おそらくそのせいで、日当りのいい部屋のカーテンみたいに、体毛が焼けて、色が褪せ、白っ茶けてしまったのだろう。思い出してみれば、あのヒカルもこの家にいた短いあいだに、黒猫から焦げ茶色の猫に変わっていたような気もする。

まあ、猫どもの体毛の色のことなど、どうでもいい。

問題は僕のほうである。

そうなのだ。日焼けをしているのは「お菊」だけではないようなのだ。

去年の4月を最後に、僕は南の島には行っていないというのに、どういうわけか、人と会うたびに、「大石さん、また南の島に行かれたんですか?」と訊かれる。つまり良く日焼けしているらしいのだ。

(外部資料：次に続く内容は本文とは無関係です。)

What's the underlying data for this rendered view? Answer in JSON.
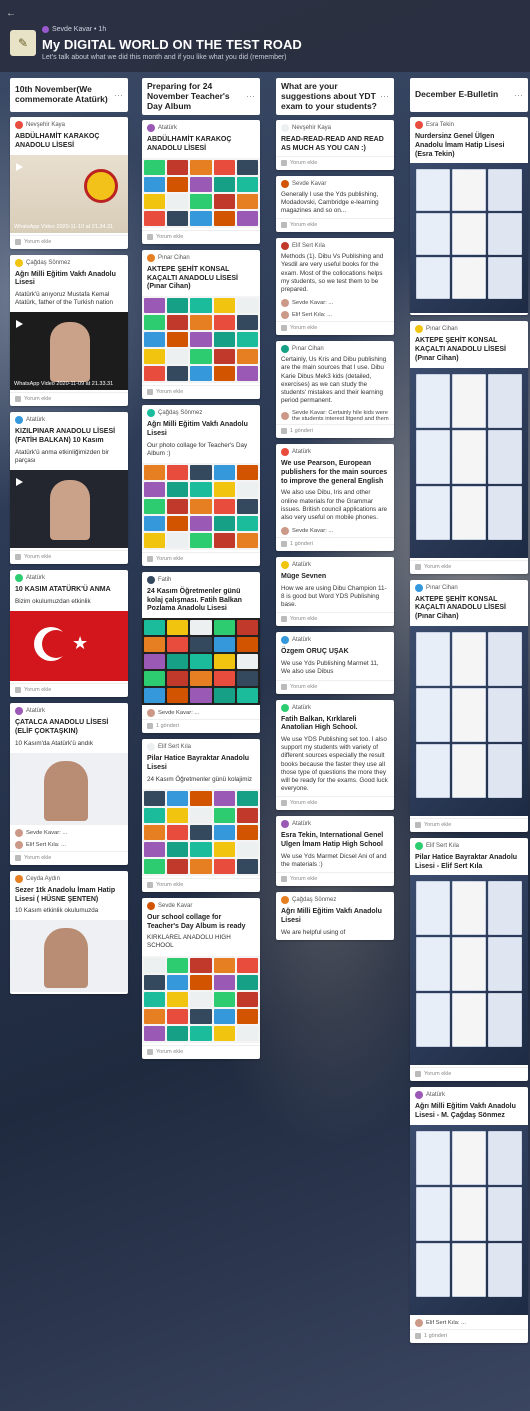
{
  "header": {
    "back": "←",
    "meta": "Sevde Kavar  •  1h",
    "title": "My DIGITAL WORLD ON THE TEST ROAD",
    "subtitle": "Let's talk about what we did this month and if you like what you did (remember)"
  },
  "columns": [
    {
      "title": "10th November(We commemorate Atatürk)",
      "cards": [
        {
          "author": "Nevşehir Kaya",
          "title": "ABDÜLHAMİT KARAKOÇ ANADOLU LİSESİ",
          "text": "",
          "media": "video",
          "caption": "WhatsApp Video 2020-11-10 at 21.34.31",
          "footer": "Yorum ekle"
        },
        {
          "author": "Çağdaş Sönmez",
          "title": "Ağrı Milli Eğitim Vakfı Anadolu Lisesi",
          "text": "Atatürk'ü anıyoruz Mustafa Kemal Atatürk, father of the Turkish nation",
          "media": "video",
          "caption": "WhatsApp Video 2020-11-09 at 21.33.31",
          "footer": "Yorum ekle"
        },
        {
          "author": "Atatürk",
          "title": "KIZILPINAR ANADOLU LİSESİ (FATİH BALKAN) 10 Kasım",
          "text": "Atatürk'ü anma etkinliğimizden bir parçası",
          "media": "video",
          "caption": "",
          "footer": "Yorum ekle"
        },
        {
          "author": "Atatürk",
          "title": "10 KASIM ATATÜRK'Ü ANMA",
          "text": "Bizim okulumuzdan etkinlik",
          "media": "flag",
          "caption": "",
          "footer": "Yorum ekle"
        },
        {
          "author": "Atatürk",
          "title": "ÇATALCA ANADOLU LİSESİ (ELİF ÇOKTAŞKIN)",
          "text": "10 Kasım'da Atatürk'ü andık",
          "media": "photo",
          "caption": "",
          "footer": "Yorum ekle",
          "comments": [
            "Sevde Kavar: ...",
            " Elif Sert Kıla: ..."
          ]
        },
        {
          "author": "Ceyda Aydın",
          "title": "Sezer 1tk Anadolu İmam Hatip Lisesi ( HÜSNE ŞENTEN)",
          "text": "10 Kasım etkinlik okulumuzda",
          "media": "photo2",
          "caption": "",
          "footer": ""
        }
      ]
    },
    {
      "title": "Preparing for 24 November Teacher's Day Album",
      "cards": [
        {
          "author": "Atatürk",
          "title": "ABDÜLHAMİT KARAKOÇ ANADOLU LİSESİ",
          "text": "",
          "media": "collage1",
          "footer": "Yorum ekle"
        },
        {
          "author": "Pınar Cihan",
          "title": "AKTEPE ŞEHİT KONSAL KAÇALTI ANADOLU LİSESİ (Pınar Cihan)",
          "text": "",
          "media": "collage2",
          "footer": "Yorum ekle"
        },
        {
          "author": "Çağdaş Sönmez",
          "title": "Ağrı Milli Eğitim Vakfı Anadolu Lisesi",
          "text": "Our photo collage for Teacher's Day Album :)",
          "media": "collage3",
          "footer": "Yorum ekle"
        },
        {
          "author": "Fatih",
          "title": "24 Kasım Öğretmenler günü kolaj çalışması. Fatih Balkan Pozlama Anadolu Lisesi",
          "text": "",
          "media": "collage4",
          "footer": "1 gönderi",
          "comments": [
            "Sevde Kavar: ..."
          ]
        },
        {
          "author": "Elif Sert Kıla",
          "title": "Pilar Hatice Bayraktar Anadolu Lisesi",
          "text": "24 Kasım Öğretmenler günü kolajimiz",
          "media": "collage5",
          "footer": "Yorum ekle"
        },
        {
          "author": "Sevde Kavar",
          "title": "Our school collage for Teacher's Day Album is ready",
          "text": "KIRKLAREL ANADOLU HIGH SCHOOL",
          "media": "collage6",
          "footer": "Yorum ekle"
        }
      ]
    },
    {
      "title": "What are your suggestions about YDT exam to your students?",
      "cards": [
        {
          "author": "Nevşehir Kaya",
          "title": "READ-READ-READ AND READ AS MUCH AS YOU CAN :)",
          "text": "",
          "footer": "Yorum ekle"
        },
        {
          "author": "Sevde Kavar",
          "title": "",
          "text": "Generally I use the Yds publishing, Modadovski, Cambridge e-learning magazines and so on...",
          "footer": "Yorum ekle"
        },
        {
          "author": "Elif Sert Kıla",
          "title": "",
          "text": "Methods (1). Dibu Vs Publishing and Yesdil are very useful books for the exam. Most of the collocations helps my students, so we test them to be prepared.",
          "footer": "Yorum ekle",
          "comments": [
            "Sevde Kavar: ...",
            "Elif Sert Kıla: ..."
          ]
        },
        {
          "author": "Pınar Cihan",
          "title": "",
          "text": "Certainly, Us Kris and Dibu publishing are the main sources that I use. Dibu Karie Dibus Mek3 kids (detailed, exercises) as we can study the students' mistakes and their learning period permanent.",
          "footer": "1 gönderi",
          "comments": [
            "Sevde Kavar: Certainly hile kids were the students interest litgend and them"
          ]
        },
        {
          "author": "Atatürk",
          "title": "We use Pearson, European publishers for the main sources to improve the general English",
          "text": "We also use Dibu, Iris and other online materials for the Grammar issues. British council applications are also very useful on mobile phones.",
          "footer": "1 gönderi",
          "comments": [
            "Sevde Kavar: ..."
          ]
        },
        {
          "author": "Atatürk",
          "title": "Müge Sevnen",
          "text": "How we are using Dibu Champion 11-8 is good but Word YDS Publishing base.",
          "footer": "Yorum ekle"
        },
        {
          "author": "Atatürk",
          "title": "Özgem ORUÇ UŞAK",
          "text": "We use Yds Publishing Marmet 11, We also use Dibus",
          "footer": "Yorum ekle"
        },
        {
          "author": "Atatürk",
          "title": "Fatih Balkan, Kırklareli Anatolian High School.",
          "text": "We use YDS Publishing set too. I also support my students with variety of different sources especially the result books because the faster they use all those type of questions the more they will be ready for the exams. Good luck everyone.",
          "footer": "Yorum ekle"
        },
        {
          "author": "Atatürk",
          "title": "Esra Tekin, International Genel Ulgen İmam Hatip High School",
          "text": "We use Yds Marmet Dicsel Ani of and the materials :)",
          "footer": "Yorum ekle"
        },
        {
          "author": "Çağdaş Sönmez",
          "title": "Ağrı Milli Eğitim Vakfı Anadolu Lisesi",
          "text": "We are helpful using of",
          "footer": ""
        }
      ]
    },
    {
      "title": "December E-Bulletin",
      "cards": [
        {
          "author": "Esra Tekin",
          "title": "Nurdersinz Genel Ülgen Anadolu İmam Hatip Lisesi (Esra Tekin)",
          "text": "",
          "media": "bulletin1",
          "footer": ""
        },
        {
          "author": "Pınar Cihan",
          "title": "AKTEPE ŞEHİT KONSAL KAÇALTI ANADOLU LİSESİ (Pınar Cihan)",
          "text": "",
          "media": "bulletin2",
          "footer": "Yorum ekle"
        },
        {
          "author": "Pınar Cihan",
          "title": "AKTEPE ŞEHİT KONSAL KAÇALTI ANADOLU LİSESİ (Pınar Cihan)",
          "text": "",
          "media": "bulletin3",
          "footer": "Yorum ekle"
        },
        {
          "author": "Elif Sert Kıla",
          "title": "Pilar Hatice Bayraktar Anadolu Lisesi - Elif Sert Kıla",
          "text": "",
          "media": "bulletin4",
          "footer": "Yorum ekle"
        },
        {
          "author": "Atatürk",
          "title": "Ağrı Milli Eğitim Vakfı Anadolu Lisesi - M. Çağdaş Sönmez",
          "text": "",
          "media": "bulletin5",
          "footer": "1 gönderi",
          "comments": [
            "Elif Sert Kıla: ..."
          ]
        }
      ]
    }
  ],
  "colors": {
    "header_bg": "#282c3a",
    "card_bg": "#ffffff",
    "accent": "#9b59d0"
  }
}
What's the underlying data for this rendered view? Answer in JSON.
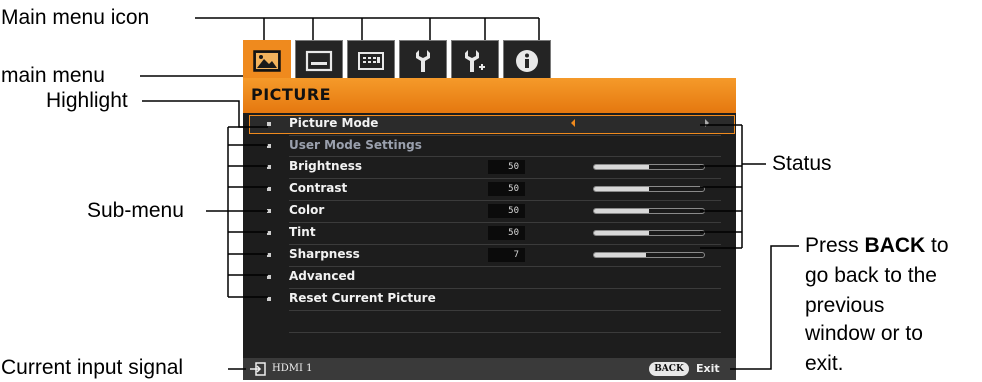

その原因はおそらく、「お菊」が白っ茶けてしまったのと同じである。

この日当りのいい家では、「お菊」は日ごとに白っぽくなり、僕は日ごとに黒っぽくなっているのだ。

うーん。このままだと、「お菊」はやがて白いチンチラになり、僕は真っ黒になってしまう。白いチンチラは可愛いけれど、真っ黒な中年男は、あまりかっこよくない。

妻がしているように、僕も一日中、日焼け止めクリームのお世話になったほうがいいのだろうか? それとも、このまま、とことんまで黒くなってしまうほうがいいのだろうか?

正月早々、日だまりに寝転んでいる「お菊」を眺め、日だまりで煙草を吸いながら、僕はそんなくだらないことを考えているのである。にゃーお。